For a couple of years now, the single story pounding our heads about AI all day every day has been exclusively about looming disaster. AI takes the jobs, then it takes everything else, then few people get rich. A love story. It was an intentional positioning of the technology, obviously, but the question remains why. Well, Cal Newport has a good hypothesis that I wrote about the other day. But others are noticing as well. So, the phenomenon of the old pitch evolving into something new is probably real.
In a recent episode of The AI Daily Brief, host Nathaniel Whittemore says the previous extremist narrative may finally be cracking, and he cites a fair number sources to substantiate his claim. It’s a different take from Cal Newport’s but there is some overlap. The signals are faint, he says, but they’re showing up in two key places at once so that may mean that the shift will likely have some legs. I think Whittemore may be pulling his punches a bit by saying “the signals are faint” just to cover himself since this shift has been so recent, such as really only the last few weeks. I think the shift is clearly underway. Remember, the IPOs are coming soon, baby! The companies and their simps can’t continue with the doom rhetoric. The American public has rejected that strategy. And it’s interesting that some public opinion polls in China lack this doom positioning. Anyway, back to Whittemore’s daily brief.
The first place Whittemore notices the vibe shift is within the never-ending chattering class in the media. He points to Ezra Klein’s recent New York Times article, “Why the AI Job Apocalypse (Probably) Won’t Happen.” I like the “probably” bit. But coming from a big voice on the political left and also one that’s outside the AI bubble, Klein may carry some weight in Whittemore’s eyes that a similar post from others, say, Marc Andreessen, simply wouldn’t. Klein cites economist Alex Imas from the University of Chicago and also a wider body of economic research to make a case rooted in Jevons Paradox. When something gets cheaper, we tend to use more of it, not less. So although computers may have changed or even eliminated specific tasks, the cost savings created enough new demand that the occupations expanded overall. As Klein puts it, “Every enthusiastic AI adopter I know is working harder than ever because there is more they can do.”
Whittemore points to more data that’s emerging. Software engineering, which is the job category most exposed to AI, is the one where postings have actually increased recently. Citadel Securities cites the increase at 18 percent since May of last year. Federal Reserve numbers also show software engineering jobs at their highest level since November 2023, although the current number is still well under the previous mark three years ago. Also, Stripe Atlas just hit 100,000 incorporations, with Q1 up 130 percent year over year. As Derek Thompson says, “AI agents are better at creating firms than destroying jobs.” A new trend?

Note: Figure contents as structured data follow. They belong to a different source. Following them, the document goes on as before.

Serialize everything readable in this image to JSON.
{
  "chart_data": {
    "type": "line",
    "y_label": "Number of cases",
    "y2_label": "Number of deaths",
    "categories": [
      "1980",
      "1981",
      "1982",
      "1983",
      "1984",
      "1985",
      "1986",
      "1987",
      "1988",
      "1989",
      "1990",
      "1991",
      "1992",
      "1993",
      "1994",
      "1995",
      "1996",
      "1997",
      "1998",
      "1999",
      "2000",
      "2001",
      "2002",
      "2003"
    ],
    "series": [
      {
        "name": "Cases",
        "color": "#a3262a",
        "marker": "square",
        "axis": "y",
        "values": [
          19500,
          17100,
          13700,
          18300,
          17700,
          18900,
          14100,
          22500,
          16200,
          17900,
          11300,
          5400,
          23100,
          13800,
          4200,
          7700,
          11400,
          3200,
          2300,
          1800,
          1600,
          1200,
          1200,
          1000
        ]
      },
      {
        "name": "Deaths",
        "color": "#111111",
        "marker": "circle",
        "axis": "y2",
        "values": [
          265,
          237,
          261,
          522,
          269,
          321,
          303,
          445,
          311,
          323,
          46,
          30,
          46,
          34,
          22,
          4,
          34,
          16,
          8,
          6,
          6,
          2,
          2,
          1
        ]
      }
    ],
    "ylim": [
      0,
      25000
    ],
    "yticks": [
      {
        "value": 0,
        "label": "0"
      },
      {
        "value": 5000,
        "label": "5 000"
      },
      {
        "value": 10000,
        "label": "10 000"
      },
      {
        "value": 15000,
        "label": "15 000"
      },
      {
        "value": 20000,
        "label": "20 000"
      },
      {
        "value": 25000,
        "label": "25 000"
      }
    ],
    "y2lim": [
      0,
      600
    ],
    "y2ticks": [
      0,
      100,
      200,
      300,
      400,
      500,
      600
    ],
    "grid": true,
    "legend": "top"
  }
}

The second place the shift is showing up for Whittemore is in markets themselves. Anthropic’s revenue, according to SemiAnalysis, has gone from 9 billion to more than 44 billion this year, which is roughly doubling every six weeks. Atlassian’s stock jumped about 30 percent recently after strong earnings with customers using its new Rovo AI tool growing their own ARR at twice the rate of those who weren’t. The skeptics have been questioning how you justify trillions in infrastructure when seats only sell for 20 dollars a month. Well, that’s being answered by the move from seats to tokens taking place recently in the intelligent agent era. A single engineer with Claude Code might burn through hundreds or thousands of dollars in tokens each month, and the companies selling those tokens cannot keep up with demand.
There’s another piece of the vibe shift worth noting, one which I found most interesting since I’ve worked in both industries. The Associated Press recently reported on construction companies teaming up with big tech to push back on community opposition to data centers. Rob Bear of the Pennsylvania Building and Construction Trades Council told the AP that communities should figure out what they actually want from these projects rather than just saying no. “If you don’t ask, you’re never going to get,” he said, pointing to things like better project plans or money for local schools and infrastructure. Whittemore’s take is sharper. He calls it “an insane indictment of how poorly tech companies have run these projects that the issue has gotten this bad” given how many ways there are to make data centers genuinely valuable to nearby communities at a fraction of the total cost. He’s spot on. The AI companies deserve the public backlash. We’ll see how they adapt to the very real world they are now entering.
Even the AI labs are softening their messages. Sam Altman recently wrote that “jobs doomerism is likely long-term wrong” and that OpenAI wants “to build tools to augment and elevate people, not entities to replace them.” Whittemore says this is a meaningful pivot from a company whose stated goal used to look a lot more like replacement.
But Whittemore is careful not to declare victory too fast. The AI transition will still be painful for specific workers and communities, and history shows we generally don’t help them much at all when economies move through technological advancements. But he ends on a hopeful note.
“I find it extremely encouraging to feel the collective foot being taken off the gas of the AI doomerism for just a moment. If nothing else, it creates an opportunity to have a different type of conversation. One that’s neither doom nor utopia, but about how to adapt to and maximize the opportunity of the change that’s here and coming. I think the more time we spend on that conversation rather than in the extremes, the better off we’ll be.”